The error indeed decreased - it is 2 times lower now than at the simplest linear regression's. Let's see if it can be improved by changing min_leaf_splits parameter.

In [77]:

rf_rmse_train_plot = []
rf_rmse_test_plot = []

lf = range(1,11)

for i in lf:
    rf_rmses_train, rf_rmses_test = combined_lin_rf(lf = i)
    
    rf_rmse_train = np.mean(rf_rmses_train)
    rf_rmse_test = np.mean(rf_rmses_test)
    
    rf_rmse_train_plot.append(rf_rmse_train)
    rf_rmse_test_plot.append(rf_rmse_test)

In [78]:

fig, ax = plt.subplots(figsize = (7,5))
ax.plot(lf, rf_rmse_test_plot, color = 'grey', alpha = 0.7, label = 'test set prediction rmse')
ax.plot(lf, rf_rmse_train_plot, color = 'orange', alpha = 0.7, label = 'train set prediction rmse')
plt.suptitle('Error of combined Linear Regression - Random Forest model with k-number of min samples leaf')
ax.set_xlabel('k-number of min samples leaf')
ax.set_ylabel('rmse')
ax.legend()
plt.show()

In [79]:

print('min rmse: {:.2f} at min_samples_leaf = {}'.format(min(rf_rmse_test_plot),
                                                        (rf_rmse_test_plot.index(min(rf_rmse_test_plot)) + 1)))

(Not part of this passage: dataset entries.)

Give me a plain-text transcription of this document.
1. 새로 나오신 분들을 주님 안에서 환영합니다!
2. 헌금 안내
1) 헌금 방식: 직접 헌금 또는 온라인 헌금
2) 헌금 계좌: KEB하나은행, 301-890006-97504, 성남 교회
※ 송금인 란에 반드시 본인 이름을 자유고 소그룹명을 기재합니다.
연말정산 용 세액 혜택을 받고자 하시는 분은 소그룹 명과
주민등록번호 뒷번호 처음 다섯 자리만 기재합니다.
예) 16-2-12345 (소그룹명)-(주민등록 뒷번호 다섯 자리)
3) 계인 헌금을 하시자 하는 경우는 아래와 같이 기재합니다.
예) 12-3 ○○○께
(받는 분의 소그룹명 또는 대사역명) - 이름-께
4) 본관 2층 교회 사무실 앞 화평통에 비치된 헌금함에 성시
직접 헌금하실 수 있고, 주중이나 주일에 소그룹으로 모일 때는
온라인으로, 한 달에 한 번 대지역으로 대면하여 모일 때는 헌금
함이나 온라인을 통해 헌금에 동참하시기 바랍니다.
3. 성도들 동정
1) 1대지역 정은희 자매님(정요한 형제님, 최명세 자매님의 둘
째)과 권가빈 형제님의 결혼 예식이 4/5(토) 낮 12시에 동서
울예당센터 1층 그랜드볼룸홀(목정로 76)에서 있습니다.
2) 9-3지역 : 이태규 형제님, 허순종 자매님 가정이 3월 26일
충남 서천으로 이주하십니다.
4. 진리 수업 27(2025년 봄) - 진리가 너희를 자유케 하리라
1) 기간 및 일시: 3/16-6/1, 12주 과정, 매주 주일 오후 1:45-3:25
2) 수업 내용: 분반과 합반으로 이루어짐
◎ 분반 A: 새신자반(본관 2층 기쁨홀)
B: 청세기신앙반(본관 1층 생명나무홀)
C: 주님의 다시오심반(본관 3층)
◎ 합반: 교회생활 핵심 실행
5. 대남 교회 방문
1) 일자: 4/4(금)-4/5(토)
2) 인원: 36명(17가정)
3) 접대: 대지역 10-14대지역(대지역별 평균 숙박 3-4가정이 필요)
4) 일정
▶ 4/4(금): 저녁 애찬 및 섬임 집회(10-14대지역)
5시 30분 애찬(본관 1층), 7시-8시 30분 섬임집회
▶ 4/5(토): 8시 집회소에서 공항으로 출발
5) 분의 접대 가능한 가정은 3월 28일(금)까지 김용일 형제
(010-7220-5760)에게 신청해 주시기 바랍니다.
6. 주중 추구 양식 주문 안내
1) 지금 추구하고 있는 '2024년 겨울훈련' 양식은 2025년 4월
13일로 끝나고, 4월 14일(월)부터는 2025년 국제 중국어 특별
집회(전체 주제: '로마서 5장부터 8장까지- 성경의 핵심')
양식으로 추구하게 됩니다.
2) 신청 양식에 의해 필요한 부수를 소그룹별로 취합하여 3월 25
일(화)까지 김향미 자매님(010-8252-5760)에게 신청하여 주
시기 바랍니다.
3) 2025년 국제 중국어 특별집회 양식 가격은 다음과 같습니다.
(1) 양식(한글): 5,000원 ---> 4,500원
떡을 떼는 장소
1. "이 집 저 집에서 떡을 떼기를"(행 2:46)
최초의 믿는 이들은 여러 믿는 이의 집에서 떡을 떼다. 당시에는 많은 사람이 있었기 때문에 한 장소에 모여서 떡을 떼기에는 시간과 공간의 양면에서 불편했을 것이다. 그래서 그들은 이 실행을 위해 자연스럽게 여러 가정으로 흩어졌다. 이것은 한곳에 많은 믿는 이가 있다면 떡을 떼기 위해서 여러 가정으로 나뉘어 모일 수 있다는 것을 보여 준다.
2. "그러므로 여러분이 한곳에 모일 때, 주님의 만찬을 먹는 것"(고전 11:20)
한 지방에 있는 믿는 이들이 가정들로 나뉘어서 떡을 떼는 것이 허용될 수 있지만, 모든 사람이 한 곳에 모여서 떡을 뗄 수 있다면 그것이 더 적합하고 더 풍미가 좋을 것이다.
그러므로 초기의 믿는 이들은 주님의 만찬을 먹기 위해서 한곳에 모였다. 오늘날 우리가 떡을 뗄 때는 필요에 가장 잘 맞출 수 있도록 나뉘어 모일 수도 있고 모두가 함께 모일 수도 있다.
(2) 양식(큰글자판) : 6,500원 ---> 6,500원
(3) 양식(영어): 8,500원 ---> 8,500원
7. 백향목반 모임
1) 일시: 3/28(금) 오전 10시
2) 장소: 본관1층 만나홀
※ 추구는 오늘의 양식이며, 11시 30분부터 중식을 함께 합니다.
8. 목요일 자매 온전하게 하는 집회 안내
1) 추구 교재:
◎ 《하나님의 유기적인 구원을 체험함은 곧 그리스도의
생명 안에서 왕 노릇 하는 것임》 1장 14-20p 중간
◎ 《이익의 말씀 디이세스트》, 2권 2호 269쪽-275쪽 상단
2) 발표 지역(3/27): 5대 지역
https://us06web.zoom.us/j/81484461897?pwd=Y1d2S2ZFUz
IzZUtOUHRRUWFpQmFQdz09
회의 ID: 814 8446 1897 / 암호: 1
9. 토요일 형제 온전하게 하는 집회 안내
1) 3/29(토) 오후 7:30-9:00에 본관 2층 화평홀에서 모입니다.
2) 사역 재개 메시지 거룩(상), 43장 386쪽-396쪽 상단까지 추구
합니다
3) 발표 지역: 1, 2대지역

min rmse: 61.77 at min_samples_leaf = 3

We were able to slightly improve the model's performance. With that, we will finish our excercise of optimization of regression models. Overall, we see that a random forest produces better results than the other models, but it can be improved further by combination with other regression methods in a meaningful way.

As a conclusion¶

In this project we studied the data on hourly bike rentals in Washington D.C. in 2011-2012: cleaned the data set, conducted an exploratory analysis, created some new labels and tried to fit 3 machine learning algorythms to it: linear regression, decision tree and random forest.

A combination of a linear and a random forest regresions resulted a much more accurate prediction of demand for hourly bike rentals.

The findings of this study could be a good basis for building more complex prediction models for different purposes based on bike rentals data.